張之哲/文延

劉嫂請了三天病假,其實她並未生病。昨晚一宿又沒睡好,早晨剛起床就頭暈暈的,從裡屋出來,她不由得兩眼又望向堂屋牆邊的平頂櫃,櫃後牆上方端端正正貼著紅光滿面的領袖像,櫃頂上卻空蕩蕩的沒任何東西。劉嫂心裡也空空的沒著落,又像壓著石塊直往下沉——才兩天呀!兩天前那櫃頂上還立著一座雪白的石膏像哩,真後悔啊,誰讓她匆匆忙忙去換那要命的燈泡呀!

1.

前日早晨天氣陰沉,丈夫和兩個孩子先出門,劉嫂準備離家,堂屋裡電燈突然熄了,撥動牆上開關幾次都不亮,於是站上凳子擰上一個新燈泡,燈亮了——果然是燈泡壞了。下凳時人沒站穩,伸手扶櫃竟將石膏像碰倒掉地上,嘩啦一聲摔成一堆碎片。唉呀!劉嫂全身血液一下子湧上頭頂——那是偉大領袖的石像呀!她好似猛地墜入了冰水。

趕緊幾步跨到房門邊,耳緊貼著門——門外沒動靜,輕輕拉開一條門縫往外瞄——門外無人,再將門拉開一些,頭伸出門外兩邊瞧,院內四處沒人影,她這才捂著咚咚亂跳的胸口,飛快地將門關嚴閂上。

心慌得攤著兩手不知咋辦好,她在房內四處亂轉,終於從衣櫥裡扯出半截舊床單,趕緊鋪在櫃前地上,兩手不聽使換抖索著將石膏像碎塊撿到舊布上,抓過門後掃帚將碎渣掃一堆捧上去,再伸著食指將碎未一點一點地從地皮裡摳出來,最後眼睛幾乎貼到地面,一寸一寸地細看過再無白色粉末,才手撐著腰直起上身想要站起來,腿卻酸麻得不聽使換,頭暈目眩,一屁股重重地坐到地上,長長地籲了一口氣。

劉嫂心裡直罵丈夫劉強蠢,這傻子兩周前將這石膏像「請」——這東西神聖,不能說「拿、帶、搬」,只能必恭必敬地「請」回家來,她心裡就起了疙瘩。領袖塑像——別人敬而遠之唯恐惹麻煩,他卻往家裏拿——噢,不,往家裡「請」。

人們著魔般捜集領袖像章,銅的鋁的瓷的塑膠的,小如指甲蓋大像小臉盆,劉強同兩個兒子搜羅了大半抽屜,她從沒說甚麼。像章那東西結實不易損壞,但石膏像鬆脆呀!他將這麻煩「請」了回來,這麼快就摔碎了!我的天呀,咋辦啊?
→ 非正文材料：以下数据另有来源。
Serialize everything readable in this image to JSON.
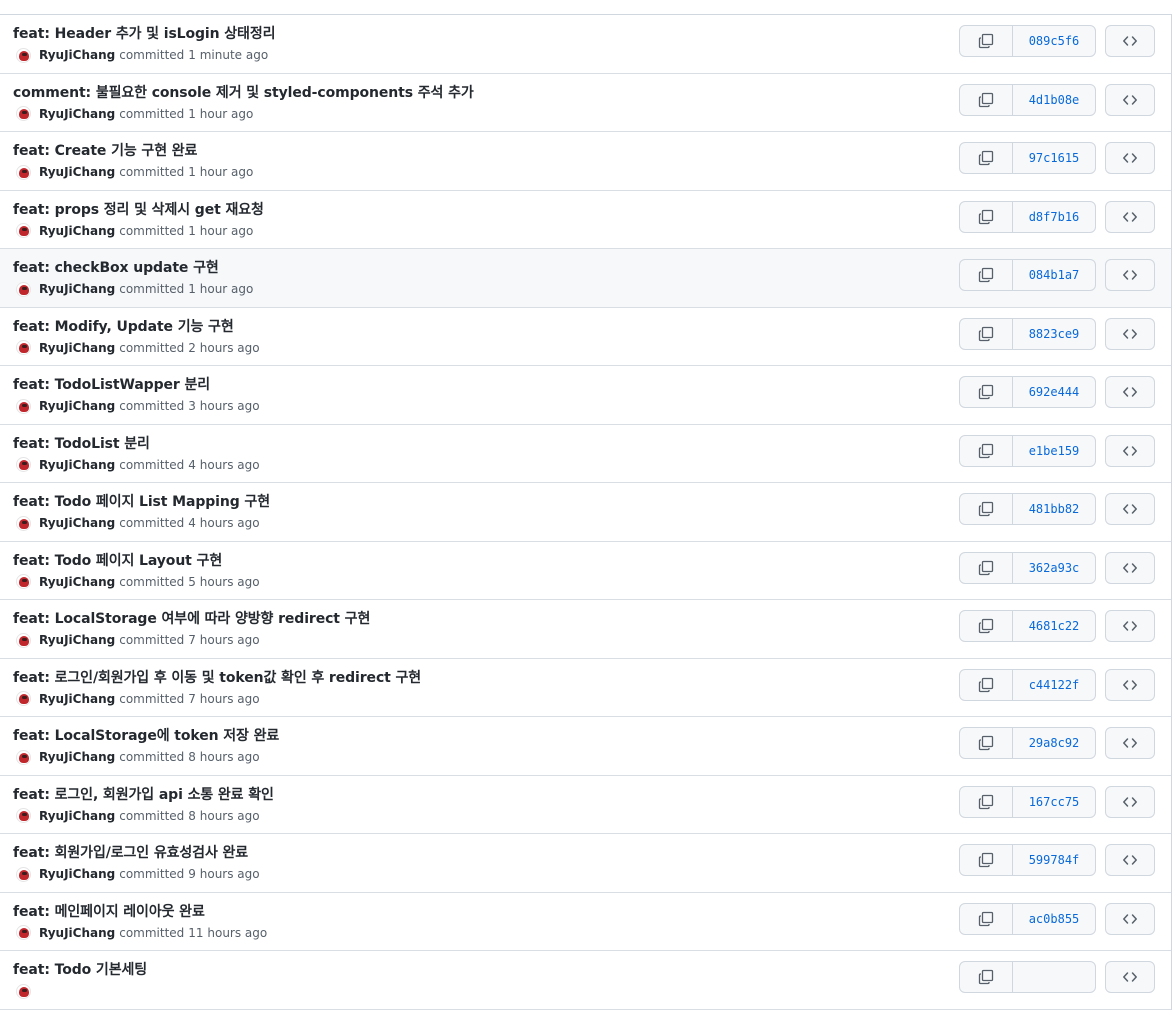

文革這幾月,整個城裡像被捅了巢穴的馬蜂窩亂作一團,批鬥、遊街、抄家、毒打、自殺……雖說她和劉強都是從城郊窮苦農家進城當工人,根正苗紅的「紅五類」,歷次政治運動從未吃苦頭,但是當下大家都像打著燈籠一樣在人堆裡揪階級敵人,監視、告密、揭發,同事、鄰居、朋友、親戚甚至家人互相檢舉,一丁點小事,都會被上綱上綫成為罪惡,何況毀壞領袖塑像這樣十惡不赦的大罪呢!法院上周剛宣判了两個現行反革命犯:一個開會時把有領袖像的報紙塞屁股下墊坐,一個寫大字報將領袖「万壽無疆」的「万」字寫成了「无」。他們都還沒像她這樣毀壞了偉大領袖的分身呢!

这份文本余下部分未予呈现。